I was reading Munkres' proof that topologist's sine curve is not path connected. What confused me was why he bothered to reduce the path $f:[a,c]\to\bar{S}$ to $f:[b,c] \to \bar{S}$. As is understood by me, it is to assure that $x(t)\gt0$ for $t>b$, so that one can always choose $u$ with $0 < u < x(1/n)$ for arbitrary large $n$. To put it in another way, the crucial point is to use the right discontinuity of the point $b$. Is that so? What if one proceed with the entire path instead? Thanks in advance!
From a purely logical standpoint, Munkres' reduction is not needed.
Let $g(x)=\sin(1/x)$, $0<x\leq 1$. Let $S(x)=(x,g(x))$, the graph of $g$. The key fact is that for any $x_0>0$, there are infinitely many values of $x$ between $0$ and $x_0$ with $g(x)=1$, and with $g(x)=-1$.

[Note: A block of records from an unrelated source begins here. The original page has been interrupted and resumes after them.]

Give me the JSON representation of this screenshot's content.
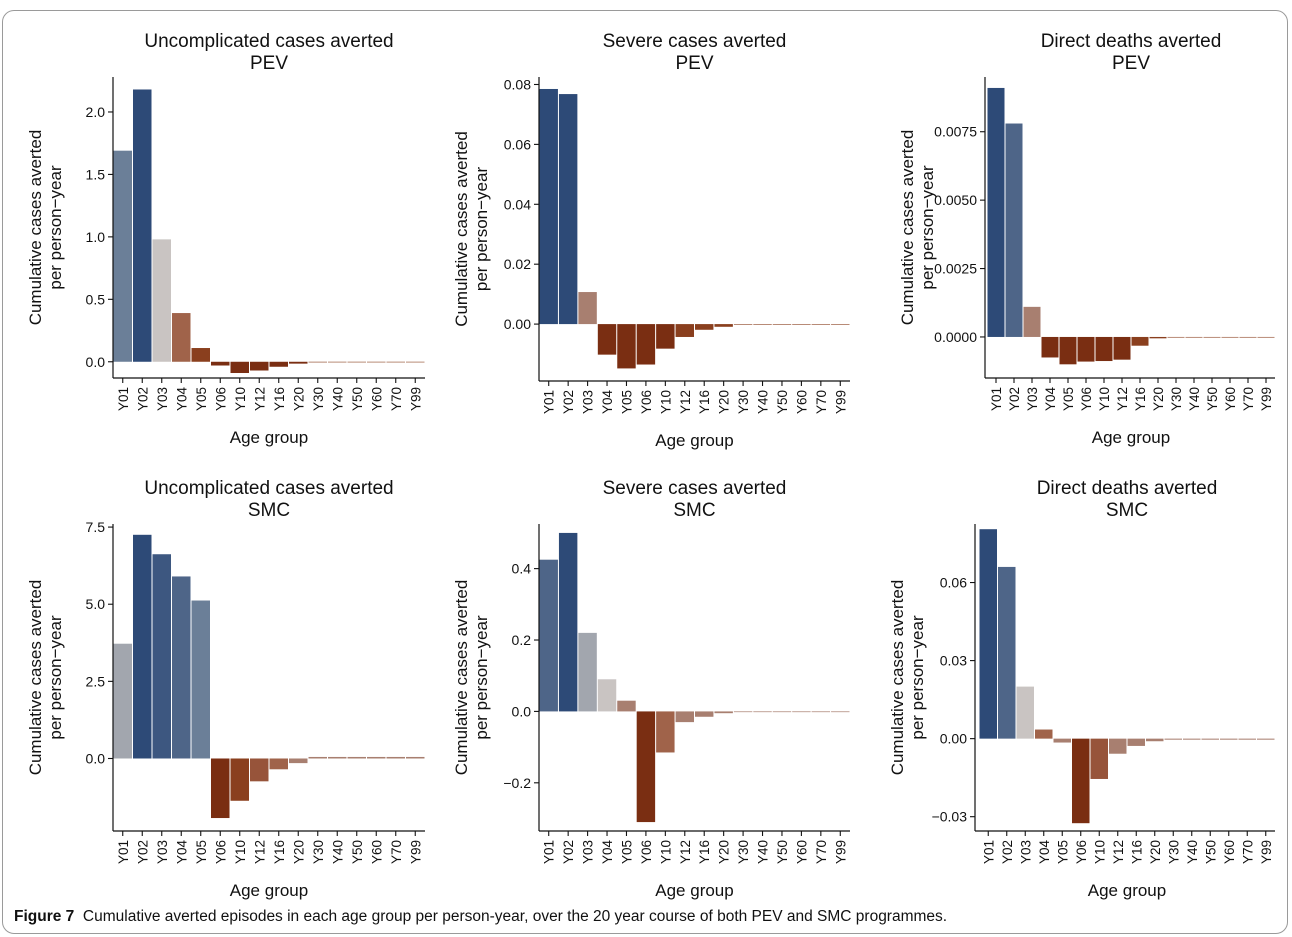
{
  "caption": {
    "label": "Figure 7",
    "text": "Cumulative averted episodes in each age group per person-year, over the 20 year course of both PEV and SMC programmes."
  },
  "chart_data": [
    {
      "type": "bar",
      "title": "Uncomplicated cases averted",
      "subtitle": "PEV",
      "xlabel": "Age group",
      "ylabel": "Cumulative cases averted per person−year",
      "categories": [
        "Y01",
        "Y02",
        "Y03",
        "Y04",
        "Y05",
        "Y06",
        "Y10",
        "Y12",
        "Y16",
        "Y20",
        "Y30",
        "Y40",
        "Y50",
        "Y60",
        "Y70",
        "Y99"
      ],
      "values": [
        1.69,
        2.18,
        0.98,
        0.39,
        0.11,
        -0.03,
        -0.09,
        -0.07,
        -0.04,
        -0.015,
        -0.005,
        -0.003,
        -0.002,
        -0.002,
        -0.001,
        -0.001
      ],
      "colors": [
        "#6b7f98",
        "#2d4a77",
        "#c9c4c2",
        "#a0634a",
        "#8a3f1e",
        "#7a2e12",
        "#7a2e12",
        "#7a2e12",
        "#7a2e12",
        "#7a2e12",
        "#8a3f1e",
        "#8a3f1e",
        "#8a3f1e",
        "#8a3f1e",
        "#8a3f1e",
        "#8a3f1e"
      ],
      "yticks": [
        0.0,
        0.5,
        1.0,
        1.5,
        2.0
      ],
      "ytick_labels": [
        "0.0",
        "0.5",
        "1.0",
        "1.5",
        "2.0"
      ],
      "ylim": [
        -0.13,
        2.28
      ]
    },
    {
      "type": "bar",
      "title": "Severe cases averted",
      "subtitle": "PEV",
      "xlabel": "Age group",
      "ylabel": "Cumulative cases averted per person−year",
      "categories": [
        "Y01",
        "Y02",
        "Y03",
        "Y04",
        "Y05",
        "Y06",
        "Y10",
        "Y12",
        "Y16",
        "Y20",
        "Y30",
        "Y40",
        "Y50",
        "Y60",
        "Y70",
        "Y99"
      ],
      "values": [
        0.0785,
        0.0768,
        0.0107,
        -0.0102,
        -0.0148,
        -0.0135,
        -0.0082,
        -0.0043,
        -0.0019,
        -0.0009,
        -0.0002,
        -0.0001,
        -0.0001,
        -0.0001,
        -0.0001,
        -0.0001
      ],
      "colors": [
        "#2d4a77",
        "#2d4a77",
        "#a87f70",
        "#7a2e12",
        "#7a2e12",
        "#7a2e12",
        "#7a2e12",
        "#8a3f1e",
        "#8a3f1e",
        "#8a3f1e",
        "#8a3f1e",
        "#8a3f1e",
        "#8a3f1e",
        "#8a3f1e",
        "#8a3f1e",
        "#8a3f1e"
      ],
      "yticks": [
        0.0,
        0.02,
        0.04,
        0.06,
        0.08
      ],
      "ytick_labels": [
        "0.00",
        "0.02",
        "0.04",
        "0.06",
        "0.08"
      ],
      "ylim": [
        -0.019,
        0.0825
      ]
    },
    {
      "type": "bar",
      "title": "Direct deaths averted",
      "subtitle": "PEV",
      "xlabel": "Age group",
      "ylabel": "Cumulative cases averted per person−year",
      "categories": [
        "Y01",
        "Y02",
        "Y03",
        "Y04",
        "Y05",
        "Y06",
        "Y10",
        "Y12",
        "Y16",
        "Y20",
        "Y30",
        "Y40",
        "Y50",
        "Y60",
        "Y70",
        "Y99"
      ],
      "values": [
        0.0091,
        0.0078,
        0.0011,
        -0.00075,
        -0.001,
        -0.0009,
        -0.00088,
        -0.00083,
        -0.00032,
        -5e-05,
        -2e-05,
        -1e-05,
        -1e-05,
        -1e-05,
        -1e-05,
        -1e-05
      ],
      "colors": [
        "#2d4a77",
        "#4e6588",
        "#a87f70",
        "#7a2e12",
        "#7a2e12",
        "#7a2e12",
        "#7a2e12",
        "#7a2e12",
        "#8a3f1e",
        "#8a3f1e",
        "#8a3f1e",
        "#8a3f1e",
        "#8a3f1e",
        "#8a3f1e",
        "#8a3f1e",
        "#8a3f1e"
      ],
      "yticks": [
        0.0,
        0.0025,
        0.005,
        0.0075
      ],
      "ytick_labels": [
        "0.0000",
        "0.0025",
        "0.0050",
        "0.0075"
      ],
      "ylim": [
        -0.0015,
        0.0095
      ]
    },
    {
      "type": "bar",
      "title": "Uncomplicated cases averted",
      "subtitle": "SMC",
      "xlabel": "Age group",
      "ylabel": "Cumulative cases averted per person−year",
      "categories": [
        "Y01",
        "Y02",
        "Y03",
        "Y04",
        "Y05",
        "Y06",
        "Y10",
        "Y12",
        "Y16",
        "Y20",
        "Y30",
        "Y40",
        "Y50",
        "Y60",
        "Y70",
        "Y99"
      ],
      "values": [
        3.72,
        7.25,
        6.62,
        5.9,
        5.12,
        -1.93,
        -1.37,
        -0.74,
        -0.35,
        -0.15,
        0.05,
        0.05,
        0.05,
        0.05,
        0.05,
        0.05
      ],
      "colors": [
        "#a2a6ae",
        "#2d4a77",
        "#3d5780",
        "#4e6588",
        "#6b7f98",
        "#7a2e12",
        "#8a3f1e",
        "#97543a",
        "#a0634a",
        "#a87f70",
        "#a87f70",
        "#a87f70",
        "#a87f70",
        "#a87f70",
        "#a87f70",
        "#a87f70"
      ],
      "yticks": [
        0.0,
        2.5,
        5.0,
        7.5
      ],
      "ytick_labels": [
        "0.0",
        "2.5",
        "5.0",
        "7.5"
      ],
      "ylim": [
        -2.35,
        7.6
      ]
    },
    {
      "type": "bar",
      "title": "Severe cases averted",
      "subtitle": "SMC",
      "xlabel": "Age group",
      "ylabel": "Cumulative cases averted per person−year",
      "categories": [
        "Y01",
        "Y02",
        "Y03",
        "Y04",
        "Y05",
        "Y06",
        "Y10",
        "Y12",
        "Y16",
        "Y20",
        "Y30",
        "Y40",
        "Y50",
        "Y60",
        "Y70",
        "Y99"
      ],
      "values": [
        0.425,
        0.5,
        0.22,
        0.09,
        0.03,
        -0.31,
        -0.115,
        -0.03,
        -0.015,
        -0.005,
        -0.002,
        -0.002,
        -0.002,
        -0.002,
        -0.002,
        -0.002
      ],
      "colors": [
        "#4e6588",
        "#2d4a77",
        "#a2a6ae",
        "#c9c4c2",
        "#a87f70",
        "#7a2e12",
        "#a0634a",
        "#a87f70",
        "#a87f70",
        "#a87f70",
        "#a87f70",
        "#a87f70",
        "#a87f70",
        "#a87f70",
        "#a87f70",
        "#a87f70"
      ],
      "yticks": [
        -0.2,
        0.0,
        0.2,
        0.4
      ],
      "ytick_labels": [
        "−0.2",
        "0.0",
        "0.2",
        "0.4"
      ],
      "ylim": [
        -0.335,
        0.525
      ]
    },
    {
      "type": "bar",
      "title": "Direct deaths averted",
      "subtitle": "SMC",
      "xlabel": "Age group",
      "ylabel": "Cumulative cases averted per person−year",
      "categories": [
        "Y01",
        "Y02",
        "Y03",
        "Y04",
        "Y05",
        "Y06",
        "Y10",
        "Y12",
        "Y16",
        "Y20",
        "Y30",
        "Y40",
        "Y50",
        "Y60",
        "Y70",
        "Y99"
      ],
      "values": [
        0.0805,
        0.066,
        0.02,
        0.0035,
        -0.0015,
        -0.0325,
        -0.0155,
        -0.0058,
        -0.0028,
        -0.001,
        -0.0004,
        -0.0004,
        -0.0004,
        -0.0004,
        -0.0004,
        -0.0004
      ],
      "colors": [
        "#2d4a77",
        "#4e6588",
        "#c9c4c2",
        "#a0634a",
        "#a87f70",
        "#7a2e12",
        "#97543a",
        "#a87f70",
        "#a87f70",
        "#a87f70",
        "#a87f70",
        "#a87f70",
        "#a87f70",
        "#a87f70",
        "#a87f70",
        "#a87f70"
      ],
      "yticks": [
        -0.03,
        0.0,
        0.03,
        0.06
      ],
      "ytick_labels": [
        "−0.03",
        "0.00",
        "0.03",
        "0.06"
      ],
      "ylim": [
        -0.0355,
        0.0825
      ]
    }
  ]
}
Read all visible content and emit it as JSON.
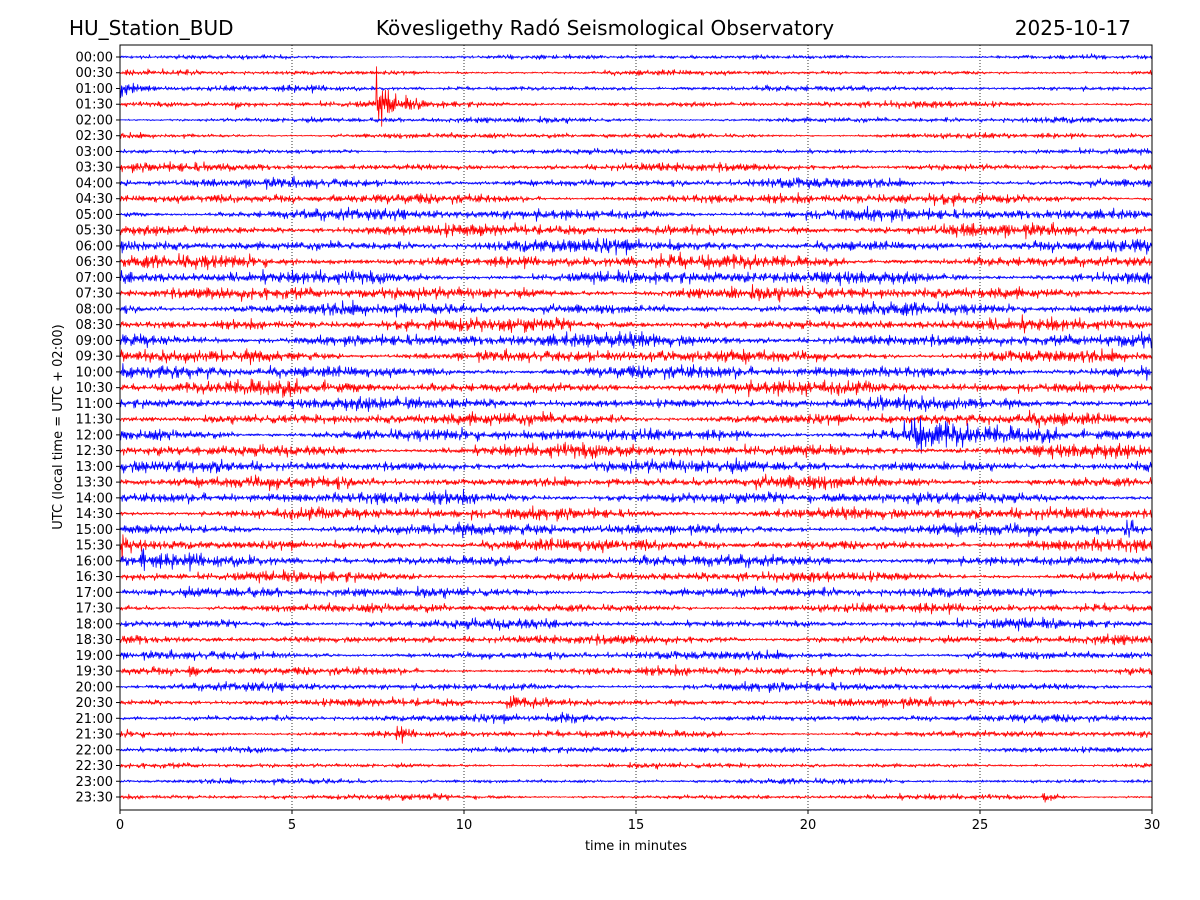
{
  "header": {
    "station": "HU_Station_BUD",
    "observatory": "Kövesligethy Radó Seismological Observatory",
    "date": "2025-10-17"
  },
  "chart_data": {
    "type": "line",
    "title": "Kövesligethy Radó Seismological Observatory",
    "xlabel": "time in minutes",
    "ylabel": "UTC (local time = UTC + 02:00)",
    "xlim": [
      0,
      30
    ],
    "xticks": [
      "0",
      "5",
      "10",
      "15",
      "20",
      "25",
      "30"
    ],
    "grid": "vertical dotted at x ticks",
    "series_colors": [
      "#0000ff",
      "#ff0000"
    ],
    "rows": [
      "00:00",
      "00:30",
      "01:00",
      "01:30",
      "02:00",
      "02:30",
      "03:00",
      "03:30",
      "04:00",
      "04:30",
      "05:00",
      "05:30",
      "06:00",
      "06:30",
      "07:00",
      "07:30",
      "08:00",
      "08:30",
      "09:00",
      "09:30",
      "10:00",
      "10:30",
      "11:00",
      "11:30",
      "12:00",
      "12:30",
      "13:00",
      "13:30",
      "14:00",
      "14:30",
      "15:00",
      "15:30",
      "16:00",
      "16:30",
      "17:00",
      "17:30",
      "18:00",
      "18:30",
      "19:00",
      "19:30",
      "20:00",
      "20:30",
      "21:00",
      "21:30",
      "22:00",
      "22:30",
      "23:00",
      "23:30"
    ],
    "noise_amplitude": [
      1.6,
      1.8,
      2,
      2.2,
      2,
      2,
      1.8,
      2.8,
      3.2,
      3.5,
      4,
      4.2,
      4.5,
      4.5,
      4.5,
      4.5,
      4.2,
      4.2,
      4.8,
      4.5,
      4.5,
      4.5,
      4.2,
      4.2,
      4.5,
      4.5,
      4.2,
      4.2,
      4.2,
      4.2,
      4,
      4.2,
      4,
      3.5,
      3.5,
      3.2,
      3.2,
      3.2,
      3,
      3,
      2.8,
      2.8,
      2.6,
      2.4,
      2,
      1.8,
      1.8,
      1.8
    ],
    "events": [
      {
        "row": 2,
        "start": 0,
        "end": 1.6,
        "amplitude": 6
      },
      {
        "row": 3,
        "start": 3.2,
        "end": 4.2,
        "amplitude": 4
      },
      {
        "row": 3,
        "start": 7.45,
        "end": 9,
        "amplitude": 26
      },
      {
        "row": 24,
        "start": 22.8,
        "end": 27.5,
        "amplitude": 11
      },
      {
        "row": 30,
        "start": 29.2,
        "end": 30,
        "amplitude": 10
      },
      {
        "row": 31,
        "start": 0,
        "end": 1,
        "amplitude": 8
      },
      {
        "row": 32,
        "start": 0.6,
        "end": 1.2,
        "amplitude": 12
      },
      {
        "row": 39,
        "start": 2,
        "end": 2.7,
        "amplitude": 6
      },
      {
        "row": 41,
        "start": 11.2,
        "end": 14,
        "amplitude": 5
      },
      {
        "row": 42,
        "start": 12.8,
        "end": 13.8,
        "amplitude": 5
      },
      {
        "row": 43,
        "start": 8,
        "end": 8.8,
        "amplitude": 5
      },
      {
        "row": 47,
        "start": 26.8,
        "end": 27.8,
        "amplitude": 4
      }
    ]
  }
}
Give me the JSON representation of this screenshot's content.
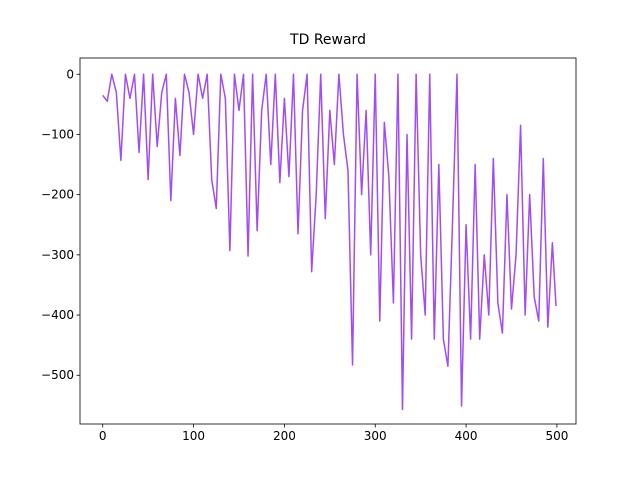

Say $f:[a,c]\to\overline{S}$ is a path connecting $(0,0)$ to some point in $S$. Let $f(t)=(x(t),y(t))$ with $x(a)=0$ and $x(c)=x_0>0$. Set $t_0=c$, and inductively define a sequence $t_0>t_1>\ldots >a$ with $x(t_n)=x_n$ and $g(x_n)=(-1)^n$ for all $n\geq 1$. The mere existence of such a sequence shows that $t\mapsto g(x(t))$ cannot be a continuous function, since $t_n$ must have a limit greater than or equal to $a$, but $g(x(t_n))$ cannot have a limit. If $t\mapsto g(x(t))$ is not continuous, then $t\mapsto (x(t),g(x(t))=f(t)$ isn't either.
The sequence $\{t_n\}$ can be defined inductively. Suppose $t_{n-1}$ has been defined. We know that there is an $x$-coordinate, say $u$, such that $g(u)=(-1)^n$ and $0<u<x_{n-1}$. Now we just need a time-coordinate to go with it: a $t_n$ such that $a<t_n<t_{n-1}$ and $x(t_n)=u$. But $u$ is between $0=x(a)$ and $x_{n-1}=x(t_{n-1})$, so by the intermediate value theorem, $x(t_n)=u$ for some $t_n$ inbetween $a$ and $t_{n-1}$.
This is basically Munkres' argument. The fact that $f$ might not move for awhile--that $f(t)$ might be stationary between $a$ and some $b>a$--turns out to be irrelevant to the logic. However, I do think that Munkres' argument is more appealing from a visual standpoint.